More than 50% of all children born with congenital heart defect will require at least one invasive surgery in their lifetime. Little is known about the cause of most of them, and there is no known prevention or cure for any of them. In the United States, twice as many children die from congenital heart defects each year than from all forms of childhood cancer combined, yet funding for pediatric cancer research is five times higher than funding for CHD.
(American Heart Association)
” Our heart journey started with a simple routine ultrasound. In November 2013 at 19 weeks pregnant, we had an appointment for a regular detailed ultrasound, but all I could think about the fact that we were about to find out if we were having a boy or a girl. I had made plans for a gender reveal party for later that evening, and was giddy with excitement to find out what we were having. I was surprised at how long the appointment took, and looking back, I definitely felt like the ultrasound technician took forever, especially on the baby’s heart. We were brought into a private room, and told to wait for the radiologist that would be with us shortly. I assumed that he would just come in and tell us that everything a-okay, and send us on our merry way with gender results in hand. The radiologist walked in and stated that there was a problem with the babies heart, and that we needed to come back the very next week for fetal echocardiogram done by a pediatric cardiologist. My husband and I were in shock. We were two healthy individuals with no medical issues, and had no trouble conceiving.
We left the office without saying anything to each other as we each digested the news. We cancelled the gender party, and once we were ready, we opened the envelope to reveal that we were having a baby GIRL.
The following week, it was confirmed at the fetal echocardiogram, that our baby would be born with Pulmonary Atresia with a VSD.
My pregnancy continued without any further complications, and weekly ultrasounds and obstetrician appointments became my new normal. As the pregnancy progressed, they started to suspects few other things with the heart, but we would have to wait until she was born before we would have a concrete diagnosis.
At 36 weeks pregnant I relocated to Edmonton, Alberta and moved into the Ronald McDonald House. Though we were from Calgary, home to it’s own children’s hospital – only two hospitals in Canada could deal with the complexity of our baby’s heart, and pediatric cardiology was not something that our local children’s hospital could deal with.
After being induced at 39 weeks, Evanna Verena Irvine was born via emergency c-section on April 29, 2014. She was taken by ambulance to the Stollery Children’s Hospital with my husband following, while I stayed behind, healing from my own surgery. The few days following Evanna’s birth were a bit a of a blur. They did a CT and ECHO on Evanna, and confirmed their suspicions that Evanna’s heart was much more complicated then initially thought. She was officially diagnosed with Tetralogy of Fallot, with Pulmonary Atresia, VSD, ASD and MAPCAs. Due to the MAPCAs, we were told surgery would have to be put on hold, and if they didn’t grow, Evanna would be considered terminal. Her heart is so complex, that it’s actually intertwined with her lungs, making it impossible for even a transplant to be an option.
Originally, I had prepared myself for a surgery to be done within the first few weeks of Evanna’s life, followed by a couple of months in the hospital before we got to bring her home. Now we were being flown back to Calgary, were we spent just one week in the NICU and discharged home.

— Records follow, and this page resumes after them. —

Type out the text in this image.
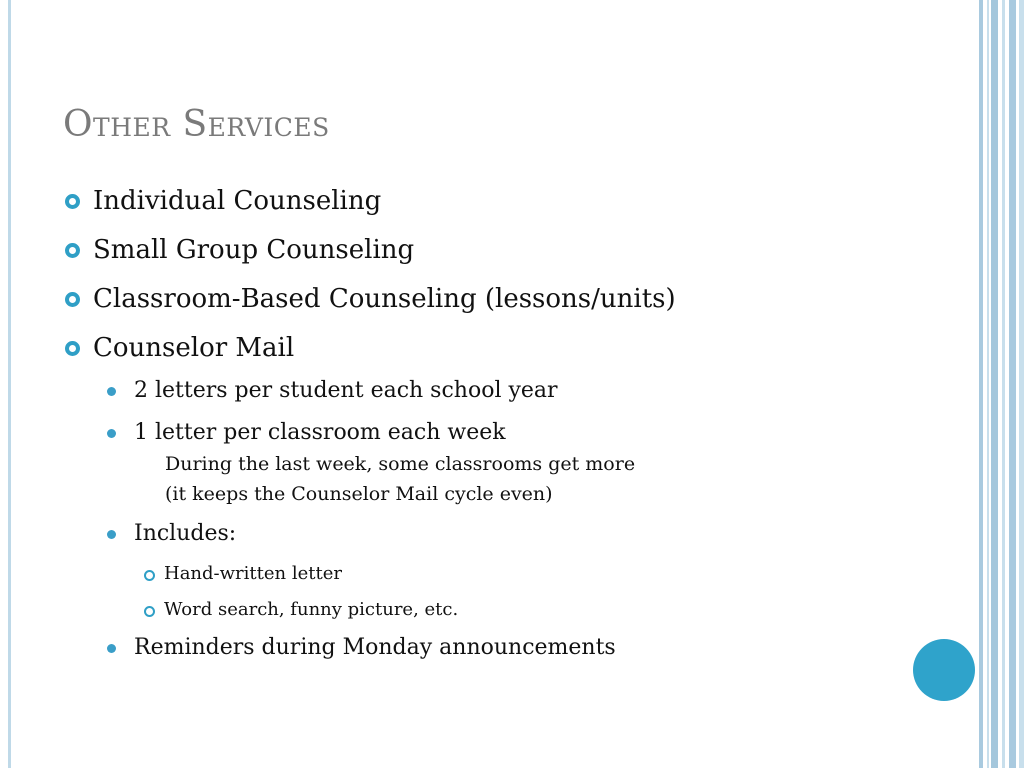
Other Services
Individual Counseling
Small Group Counseling
Classroom-Based Counseling (lessons/units)
Counselor Mail
2 letters per student each school year
1 letter per classroom each week
During the last week, some classrooms get more
(it keeps the Counselor Mail cycle even)
Includes:
Hand-written letter
Word search, funny picture, etc.
Reminders during Monday announcements
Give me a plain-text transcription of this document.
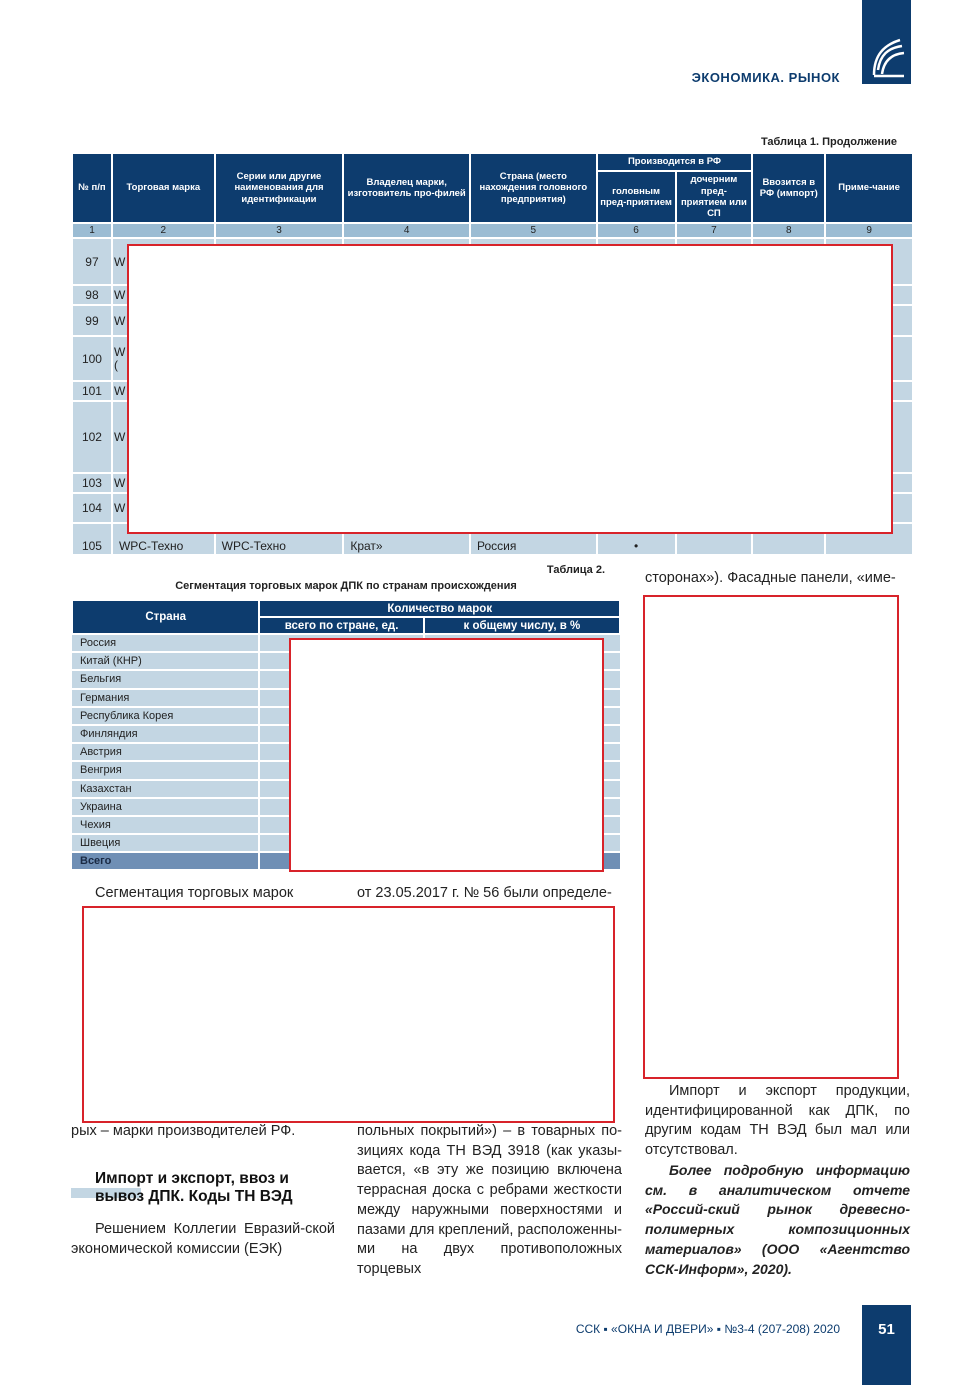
ЭКОНОМИКА. РЫНОК
Таблица 1. Продолжение
№ п/п	Торговая марка	Серии или другие наименования для идентификации	Владелец марки, изготовитель про-филей	Страна (место нахождения головного предприятия)	Производится в РФ		Ввозится в РФ (импорт)	Приме-чание
					головным пред-приятием	дочерним пред-приятием или СП		
1	2	3	4	5	6	7	8	9
97	W							
98	W							
99	W							
100	W (							
101	W							
102	W							
103	W							
104	W							
105	WPC-Техно	WPC-Техно	Крат»	Россия	•			
Таблица 2.
Сегментация торговых марок ДПК по странам происхождения
Страна	Количество марок	
	всего по стране, ед.	к общему числу, в %
Россия		
Китай (КНР)		
Бельгия		
Германия		
Республика Корея		
Финляндия		
Австрия		
Венгрия		
Казахстан		
Украина		
Чехия		
Швеция		
Всего		
Сегментация торговых марок
рых – марки производителей РФ.
Импорт и экспорт, ввоз и вывоз ДПК. Коды ТН ВЭД
Решением Коллегии Евразий-ской экономической комиссии (ЕЭК)
от 23.05.2017 г. № 56 были определе-
польных покрытий») – в товарных по-зициях кода ТН ВЭД 3918 (как указы-вается, «в эту же позицию включена террасная доска с ребрами жесткости между наружными поверхностями и пазами для креплений, расположенны-ми на двух противоположных торцевых
сторонах»). Фасадные панели, «име-
Импорт и экспорт продукции, идентифицированной как ДПК, по другим кодам ТН ВЭД был мал или отсутствовал.
Более подробную информацию см. в аналитическом отчете «Россий-ский рынок древесно-полимерных композиционных материалов» (ООО «Агентство ССК-Информ», 2020).
ССК ▪ «ОКНА И ДВЕРИ» ▪ №3-4 (207-208) 2020	51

We spent 5 amazing months at home where Evanna grew, thrived and did extremely well. We also confirmed that a mircodeletion on her 22 chromosome called 22q11 (also known as DiGeorge Syndrome) is what caused her heart defect, among a few other minor issues. Considering her very complex heart and DiGeorge Syndrome (it’s the second most common chromosomal defect next to Down Syndrome), our medical team was constantly amazed at Evanna’s progress and growth.
On October 6, 2014 we handed Evanna over into the surgical teams arms, as she underwent her first Open Heart Surgery. The surgery went well, but since then we’ve experienced a few bumps on our journey home. Our 2-3 weeks in hospital has now turned into over 4 months in the PCICU, 1 code blue, 4 additional surgeries – including a 2nd open heart surgery, 2 ICU transfers, multiple blood transfusions, drug addiction, and 6 failed extubations – as we’ve had major issues taking the breathing tube out. Evanna has developed Tracheomalacia (weakened trachea), and so she requires extra pressurized air to keep her airway and lungs open, and has had to be supported by a ventilator for over 4 months. While we’ve come a long way, and her trachea has slowly gotten a little bit stronger, her body and lungs have become incredibly weak from being bed ridden and intubated for such a long time.
It has been an incredibly long year for our little family, and this chapter in our lives is far from over. We still don’t have an idea of when we’ll be able to bring Evanna home, and whether or not she’ll need a tracheostomy for a period of time. Evanna faces many more surgeries later on in her life, and our lives have been forever changed because of this diagnosis. She’s a true fighter, and continues to amaze us with her strength considering everything she has gone through in just the first year of her life. It’s been a difficult journey, and being in a different city, away from our closest family, friends and supports hasn’t been very easy, and would put any marriage to the test – but one thing I’ve learned, is that “we can do hard things”.